Une baisse significative du bonus écologique pour les voitures électriques
Un décret à paraître dans le journal officiel mercredi 27 novembre devrait officialiser une diminution drastique du bonus écologique accordé à l’achat d’un véhicule électrique. Selon les informations de franceinfo, ce bonus pourrait passer de 7 000 à 4 000 euros, voire descendre à 3 000 euros voire 2 000 euros pour les ménages les plus aisés. De plus, la prime à la conversion, cumulable jusqu’à présent, serait supprimée. En outre, le leasing social, prévu pour être reconduit à partir de l’été suivant, sera financé par les énergéticiens et non plus par l’État.
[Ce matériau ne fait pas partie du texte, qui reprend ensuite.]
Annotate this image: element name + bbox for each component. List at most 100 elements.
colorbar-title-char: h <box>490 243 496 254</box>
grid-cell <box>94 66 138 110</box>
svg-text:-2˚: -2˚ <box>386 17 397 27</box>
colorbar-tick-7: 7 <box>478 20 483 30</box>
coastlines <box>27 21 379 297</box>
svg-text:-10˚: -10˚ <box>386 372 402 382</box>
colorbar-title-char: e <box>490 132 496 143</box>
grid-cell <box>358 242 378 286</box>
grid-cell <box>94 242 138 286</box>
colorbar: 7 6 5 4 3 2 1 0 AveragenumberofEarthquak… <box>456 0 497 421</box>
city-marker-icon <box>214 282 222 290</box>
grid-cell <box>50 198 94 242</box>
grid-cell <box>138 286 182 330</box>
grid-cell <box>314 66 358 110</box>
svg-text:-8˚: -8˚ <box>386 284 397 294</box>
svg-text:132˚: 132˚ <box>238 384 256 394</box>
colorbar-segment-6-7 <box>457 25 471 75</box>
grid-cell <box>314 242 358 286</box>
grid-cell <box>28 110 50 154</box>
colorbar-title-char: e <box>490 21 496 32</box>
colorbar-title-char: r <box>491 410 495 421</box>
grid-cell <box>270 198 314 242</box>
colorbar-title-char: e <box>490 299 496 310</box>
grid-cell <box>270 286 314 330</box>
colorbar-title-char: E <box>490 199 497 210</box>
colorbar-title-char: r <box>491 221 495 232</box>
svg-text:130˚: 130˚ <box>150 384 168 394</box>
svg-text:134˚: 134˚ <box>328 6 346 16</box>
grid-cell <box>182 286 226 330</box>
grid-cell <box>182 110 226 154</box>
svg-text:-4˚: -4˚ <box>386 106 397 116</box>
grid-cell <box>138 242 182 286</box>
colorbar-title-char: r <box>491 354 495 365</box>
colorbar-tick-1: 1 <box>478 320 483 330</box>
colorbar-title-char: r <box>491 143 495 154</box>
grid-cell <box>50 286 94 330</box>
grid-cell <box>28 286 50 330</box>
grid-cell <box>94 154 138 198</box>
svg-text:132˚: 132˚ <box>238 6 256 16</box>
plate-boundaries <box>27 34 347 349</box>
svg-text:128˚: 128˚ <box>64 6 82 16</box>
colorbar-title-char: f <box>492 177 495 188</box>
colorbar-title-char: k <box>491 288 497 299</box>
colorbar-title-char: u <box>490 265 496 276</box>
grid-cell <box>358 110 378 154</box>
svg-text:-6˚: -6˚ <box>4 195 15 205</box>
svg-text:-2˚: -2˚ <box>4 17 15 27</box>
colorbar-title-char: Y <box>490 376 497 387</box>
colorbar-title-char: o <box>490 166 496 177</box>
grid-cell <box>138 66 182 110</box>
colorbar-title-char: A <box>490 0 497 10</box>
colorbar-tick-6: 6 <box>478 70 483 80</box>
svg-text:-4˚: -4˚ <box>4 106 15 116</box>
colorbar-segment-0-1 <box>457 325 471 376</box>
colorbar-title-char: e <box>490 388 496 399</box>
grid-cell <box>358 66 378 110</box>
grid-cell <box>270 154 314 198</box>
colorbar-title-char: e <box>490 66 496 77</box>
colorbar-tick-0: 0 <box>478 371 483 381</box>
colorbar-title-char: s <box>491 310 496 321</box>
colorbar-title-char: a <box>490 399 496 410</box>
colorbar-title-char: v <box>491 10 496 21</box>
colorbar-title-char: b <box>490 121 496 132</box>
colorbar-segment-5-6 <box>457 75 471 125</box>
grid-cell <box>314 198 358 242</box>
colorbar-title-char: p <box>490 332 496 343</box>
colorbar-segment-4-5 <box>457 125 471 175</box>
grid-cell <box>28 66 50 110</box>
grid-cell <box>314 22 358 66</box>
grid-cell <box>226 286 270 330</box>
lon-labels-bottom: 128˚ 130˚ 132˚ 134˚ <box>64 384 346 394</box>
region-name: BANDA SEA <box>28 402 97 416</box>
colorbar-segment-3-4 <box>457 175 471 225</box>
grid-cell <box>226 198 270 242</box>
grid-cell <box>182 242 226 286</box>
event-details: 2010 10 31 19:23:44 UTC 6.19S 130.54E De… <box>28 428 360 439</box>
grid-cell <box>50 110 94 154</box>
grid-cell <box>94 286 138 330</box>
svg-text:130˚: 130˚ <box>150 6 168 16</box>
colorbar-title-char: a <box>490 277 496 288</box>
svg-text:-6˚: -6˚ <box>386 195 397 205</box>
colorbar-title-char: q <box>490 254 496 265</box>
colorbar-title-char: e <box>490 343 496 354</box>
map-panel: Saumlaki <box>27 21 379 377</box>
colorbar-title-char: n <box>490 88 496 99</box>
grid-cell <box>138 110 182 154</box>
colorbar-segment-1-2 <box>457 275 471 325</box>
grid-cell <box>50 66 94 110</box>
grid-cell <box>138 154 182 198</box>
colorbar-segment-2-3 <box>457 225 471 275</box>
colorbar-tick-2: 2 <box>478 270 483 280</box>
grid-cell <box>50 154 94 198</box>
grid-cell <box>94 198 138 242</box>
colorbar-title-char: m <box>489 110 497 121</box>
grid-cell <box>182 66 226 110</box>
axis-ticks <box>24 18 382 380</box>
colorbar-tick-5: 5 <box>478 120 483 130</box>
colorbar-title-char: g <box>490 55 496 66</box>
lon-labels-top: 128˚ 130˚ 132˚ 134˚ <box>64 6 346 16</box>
Des réactions inquiètes face à ces baisses
Clément Molizon, délégué général de l’Association nationale pour le développement de la mobilité électrique, Avere-France, exprime son inquiétude face à ces baisses conséquentes. Il souligne que la suppression de la prime à l’achat risque d’avoir des conséquences négatives, notamment en retardant le renouvellement des véhicules polluants et en exposant les ménages à des coûts d’entretien et de carburant plus élevés. Cette situation n’est pas favorable pour le climat, selon lui.
Des interrogations sur l’absence de politique de relance
Clément Molizon met en avant le contexte actuel de stagnation du marché et souligne qu’une politique de mobilité électrique devrait être soutenue de manière stable et prévisible. Il appelle à la mise en place d’un plan progressif et clair pour accompagner la baisse des prix des voitures électriques. Il met en garde contre le retard pris en France par rapport à d’autres pays déjà prêts sur le marché de la mobilité électrique.